最初只是精神萎靡,食欲不振,后來發展到走幾步路都氣喘吁吁,心慌頭暈,整日整夜地躺在床上,連下樓的力氣都沒有。
他一開始以為是自己心情郁悶導致的,是心病。
直到那天下午。
他難得覺得精神好了一點,想下樓喝杯水。
因為身體虛弱,他下樓的腳步聲很輕,近乎于無。
剛走到樓梯拐角,他就看到那個負責照顧他的保姆,正在開放式廚房里忙碌著,爐灶上燉著一鍋湯,香氣裊裊。
保姆哼著不成調的曲子,臉上沒什么表情。
她從圍裙口袋里,摸出了一個折疊得整整齊齊的小紙包。
柏勇下意識地停住了腳步,隱在墻壁的陰影里。
他看見,保姆熟練地打開紙包,將里面一些白色的粉末,一點一點地倒進了那鍋他每天都要喝的湯里。

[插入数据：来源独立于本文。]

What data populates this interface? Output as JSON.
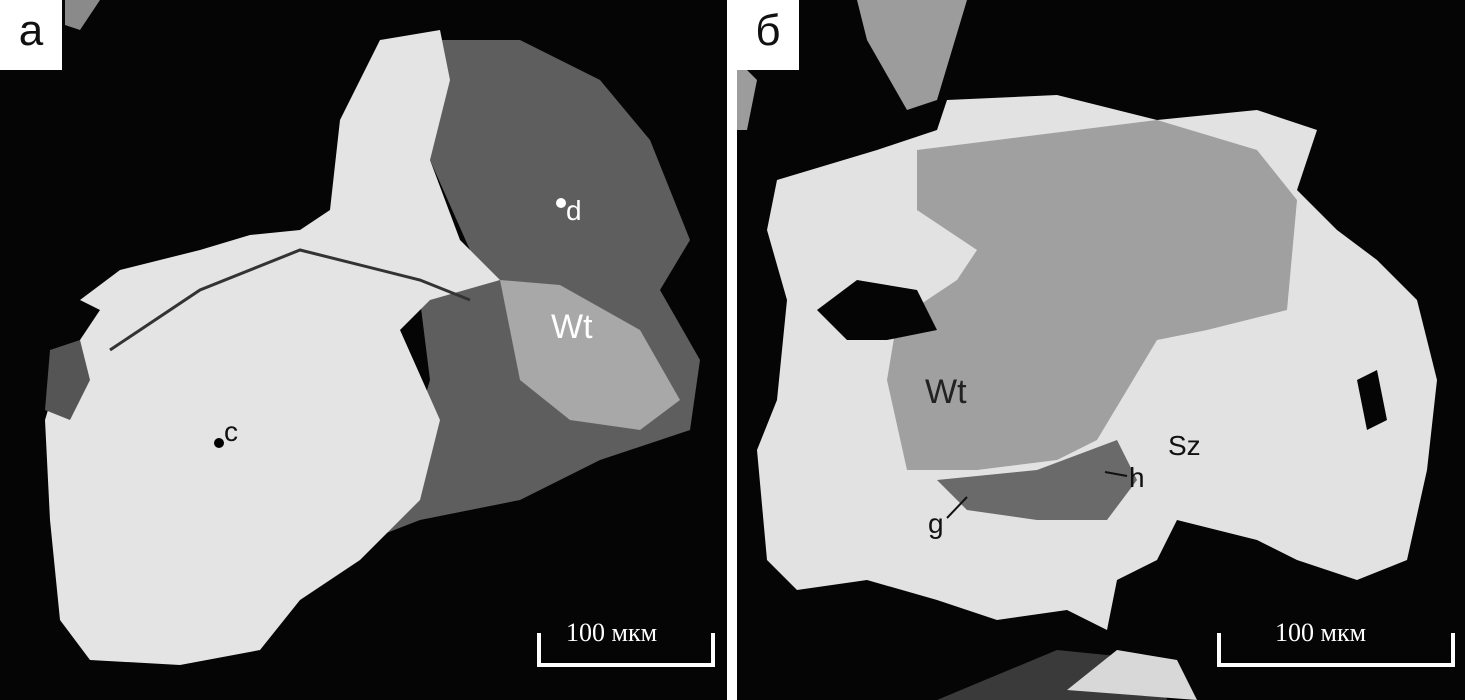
{
  "panels": [
    {
      "label": "а",
      "annotations": {
        "d": "d",
        "c": "c",
        "wt": "Wt"
      },
      "scale_bar": "100 мкм"
    },
    {
      "label": "б",
      "annotations": {
        "wt": "Wt",
        "sz": "Sz",
        "h": "h",
        "g": "g"
      },
      "scale_bar": "100 мкм"
    }
  ],
  "colors": {
    "background": "#050505",
    "bright_phase": "#e6e6e6",
    "gray_phase": "#9a9a9a",
    "dark_phase": "#5a5a5a"
  }
}
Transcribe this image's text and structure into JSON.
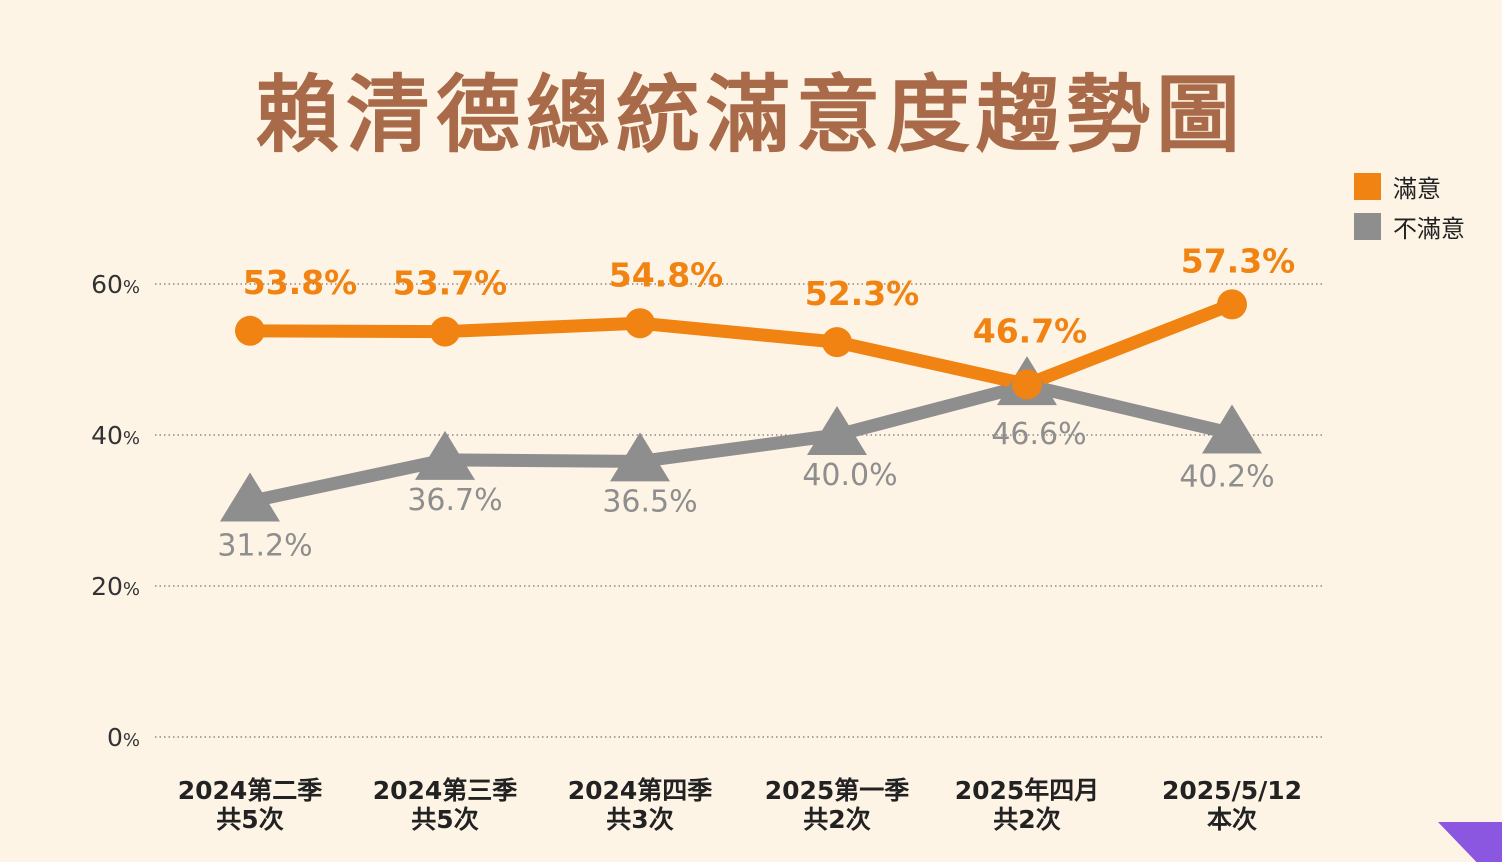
{
  "chart_data": {
    "type": "line",
    "title": "賴清德總統滿意度趨勢圖",
    "categories": [
      [
        "2024第二季",
        "共5次"
      ],
      [
        "2024第三季",
        "共5次"
      ],
      [
        "2024第四季",
        "共3次"
      ],
      [
        "2025第一季",
        "共2次"
      ],
      [
        "2025年四月",
        "共2次"
      ],
      [
        "2025/5/12",
        "本次"
      ]
    ],
    "series": [
      {
        "name": "滿意",
        "color": "#f08312",
        "marker": "circle",
        "values": [
          53.8,
          53.7,
          54.8,
          52.3,
          46.7,
          57.3
        ],
        "labels": [
          "53.8%",
          "53.7%",
          "54.8%",
          "52.3%",
          "46.7%",
          "57.3%"
        ]
      },
      {
        "name": "不滿意",
        "color": "#8e8e8e",
        "marker": "triangle",
        "values": [
          31.2,
          36.7,
          36.5,
          40.0,
          46.6,
          40.2
        ],
        "labels": [
          "31.2%",
          "36.7%",
          "36.5%",
          "40.0%",
          "46.6%",
          "40.2%"
        ]
      }
    ],
    "yticks": [
      {
        "value": 0,
        "num": "0",
        "unit": "%"
      },
      {
        "value": 20,
        "num": "20",
        "unit": "%"
      },
      {
        "value": 40,
        "num": "40",
        "unit": "%"
      },
      {
        "value": 60,
        "num": "60",
        "unit": "%"
      }
    ],
    "ylim": [
      0,
      60
    ],
    "grid": true,
    "legend_position": "top-right"
  }
}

做完這一切,她將紙包重新疊好,塞回口袋,然后拿起湯勺,若無其事地在鍋里攪了攪,仿佛只是在加一味普通的調味料。
那一瞬間,柏勇只覺得一股寒氣從腳底板直沖天靈蓋。
安家在給他下毒。
那一瞬間,柏勇什么都顧不上了,像一頭被逼入絕境的困獸,踉蹌著從樓梯的陰影里沖了出去,一把抓住保姆的手腕。
“你在我的湯里加了什么?!”他雙目赤紅,激動的怒吼,“是不是想給我下毒?!”
湯勺“哐當”一聲掉回鍋里,濺起滾燙的湯汁。
保姆的臉上閃過一瞬間的驚慌,但她很快就鎮定了下來。
她不屑地瞥了一眼柏勇猙獰的面孔,安撫說道:“柏先生,您誤會了。看您最近身體虛,這是我特意托人找來的補氣血的中藥粉,對身體好的。”
“中藥粉?”柏勇死死地盯著保姆那雙沒有絲毫波瀾的眼睛,“你當我傻嗎?我親眼看見你把那包東西倒進去的!我要報警把你抓起來!”